Of 333,218 individuals, 325,054 (97.5%) individuals were categorized as controls, and 8164 (2.5%) individuals had progression of CVD during follow-up. Of those 8164 individuals, 4552 (1.4%) developed CAD during follow-up, 2839 (0.9%) MI, and 773 (0.2%) in iHF. Compared to controls, mean leukocyte levels at baseline increased across the CVD continuum from 6.8·10⁹ cells/L (SD 1.7·10⁹ cells/L) to 7.7·10⁹ cells/L (SD 1.9·10⁹ cells/L) (P_trend = 2.19·10⁻¹³²) in individuals who developed iHF. This increase mainly depended on an increase in neutrophils. Furthermore, controls with leukocyte levels in the highest quartile at baseline had a 1.44 higher chance of being diagnosed with CAD during follow-up compared with individuals with leukocyte levels in lower quartiles (OR 1.44, 95% CI 1.34–1.56 P = 9.63·10⁻²¹). A similar increased change was observed for neutrophils, lymphocytes, monocytes, and eosinophils. There was a significant interaction between sex and CVD continuum on lymphocytes (P = 8.49·10⁻⁵).

Conclusion

Overall leukocyte count increased across the CVD continuum, which mainly depended on the increase in neutrophil count. High leukocytes in individuals not having CAD at baseline were predictive for the development of CAD during follow-up. Women had a greater increase of lymphocytes across the CVD continuum compared to men. Understanding which cells are key players in which stadium, could serve as a starting point for the identification of new potential therapeutic targets in CVD.

Introduction

It is generally appreciated that inflammation plays a pivotal role in the pathophysiology of atherosclerosis and cardiovascular disease (CVD). This has been shown on genetic, biologic, epidemiologic and clinical trial level [1,2]. Nevertheless, these supporting data contrast with neutral clinical trials studying the effect on anti-inflammatory agents on (a composite of) major cardiovascular events, emphasizing the complexity of the human immune system and the need for more studies unravelling this complex mechanism [3]. Recently, the CANTOS trial showed improved CVD outcomes using the anti-interleukin-1β antibody canakinumab, although CVD mortality did not improve and there was an increase in the rate of infections.

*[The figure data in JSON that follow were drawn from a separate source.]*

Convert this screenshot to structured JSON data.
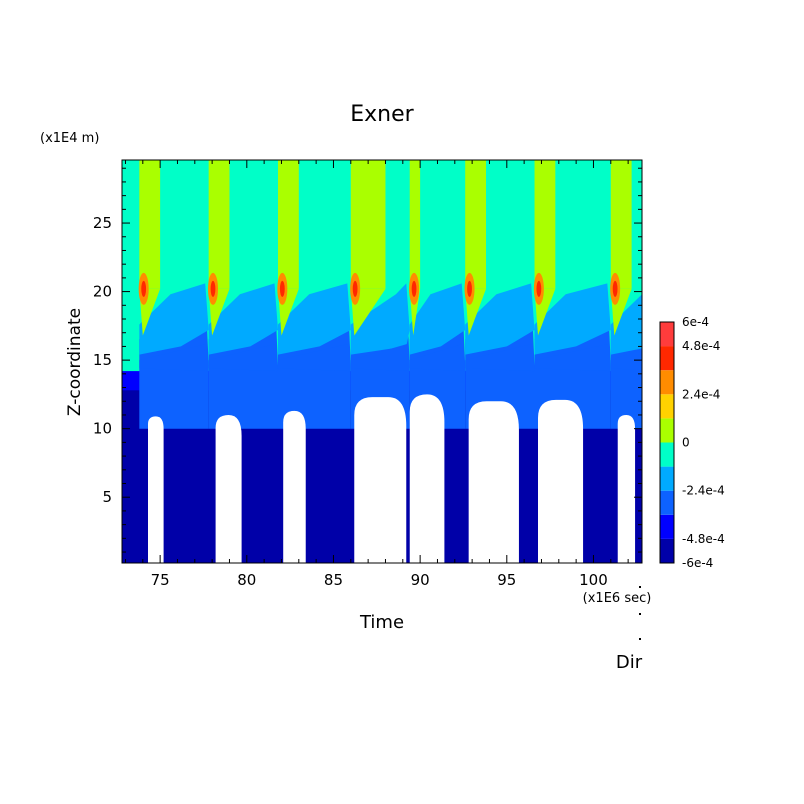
{
  "chart_data": {
    "type": "contour",
    "title": "Exner",
    "xlabel": "Time",
    "ylabel": "Z-coordinate",
    "x_unit": "(x1E6 sec)",
    "y_unit": "(x1E4 m)",
    "xlim": [
      72.8,
      102.8
    ],
    "ylim": [
      0.2,
      29.6
    ],
    "xticks": [
      75,
      80,
      85,
      90,
      95,
      100
    ],
    "yticks": [
      5,
      10,
      15,
      20,
      25
    ],
    "xtick_labels": [
      "75",
      "80",
      "85",
      "90",
      "95",
      "100"
    ],
    "ytick_labels": [
      "5",
      "10",
      "15",
      "20",
      "25"
    ],
    "footer_label": "Dir",
    "colorbar": {
      "levels": [
        -0.0006,
        -0.00048,
        -0.00036,
        -0.00024,
        -0.00012,
        0,
        0.00012,
        0.00024,
        0.00036,
        0.00048,
        0.0006
      ],
      "tick_labels": [
        "6e-4",
        "4.8e-4",
        "2.4e-4",
        "0",
        "-2.4e-4",
        "-4.8e-4",
        "-6e-4"
      ],
      "tick_values": [
        0.0006,
        0.00048,
        0.00024,
        0,
        -0.00024,
        -0.00048,
        -0.0006
      ],
      "colors": [
        "#0000a8",
        "#0000ff",
        "#0d62ff",
        "#00aaff",
        "#00ffc8",
        "#aaff00",
        "#ffd200",
        "#ff8c00",
        "#ff2800",
        "#ff3c3c"
      ]
    },
    "fields": {
      "background": "#00ffc8",
      "bands": {
        "darkest": "#0000a8",
        "deep": "#0000ff",
        "mid": "#0d62ff",
        "light": "#00aaff",
        "high": "#aaff00",
        "orange": "#ff8c00",
        "red": "#ff2800",
        "empty": "#ffffff"
      }
    },
    "pulses": [
      {
        "start": 73.8,
        "end": 75.0,
        "peak_z": 20.2
      },
      {
        "start": 77.8,
        "end": 79.0,
        "peak_z": 20.2
      },
      {
        "start": 81.8,
        "end": 83.0,
        "peak_z": 20.2
      },
      {
        "start": 86.0,
        "end": 88.0,
        "peak_z": 20.2
      },
      {
        "start": 89.4,
        "end": 90.0,
        "peak_z": 20.2
      },
      {
        "start": 92.6,
        "end": 93.8,
        "peak_z": 20.2
      },
      {
        "start": 96.6,
        "end": 97.8,
        "peak_z": 20.2
      },
      {
        "start": 101.0,
        "end": 102.2,
        "peak_z": 20.2
      }
    ],
    "cores": [
      {
        "start": 74.3,
        "end": 75.2,
        "top_z": 10.9
      },
      {
        "start": 78.2,
        "end": 79.7,
        "top_z": 11.0
      },
      {
        "start": 82.1,
        "end": 83.4,
        "top_z": 11.3
      },
      {
        "start": 86.2,
        "end": 89.2,
        "top_z": 12.3
      },
      {
        "start": 89.4,
        "end": 91.4,
        "top_z": 12.5
      },
      {
        "start": 92.8,
        "end": 95.7,
        "top_z": 12.0
      },
      {
        "start": 96.8,
        "end": 99.4,
        "top_z": 12.1
      },
      {
        "start": 101.4,
        "end": 102.4,
        "top_z": 11.0
      }
    ]
  }
}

Therefore, optimization of immunotherapy for CVD is required (i.e. identification of novel drug targets that block inflammatory pathways, but do not exhibit immune-suppressive side effects). In order to achieve this optimization it is of value to first obtain an overview of the immune response in CVD patients. This has been done in the European Prospective Investigation into Cancer in Norfolk (EPIC-Norfolk) study, which studied differential white blood cell count in approximately sixteen thousand apparently healthy individuals [4,5]. They observed associations between increased leukocytes and the risk for CVD. However, leukocyte profiles in different conditions of CVD (i.e. coronary artery disease (CAD), myocardial infarction (MI), and ischemic heart failure (iHF)), also known as the cardiovascular disease continuum (CVD continuum) [6], within one population have not been studied yet. In combination with an increased sample size, information on the different components of granulocytes (i.e. neutrophils, eosinophils, and basophils), and further exploration of potential sex differences, this might be of additive value to the existing data from the EPIC-Norfolk study. Understanding which immune cells are present in particular stadia of the continuum may aid in increasing our knowledge of the underlying pathophysiologic process and expanding our efforts of optimising therapies. Therefore, we aimed to study leukocyte profiles in different stadia of the CVD continuum and to provide a broader overview of associations between leukocytes and CVD in individuals participating in the UK Biobank.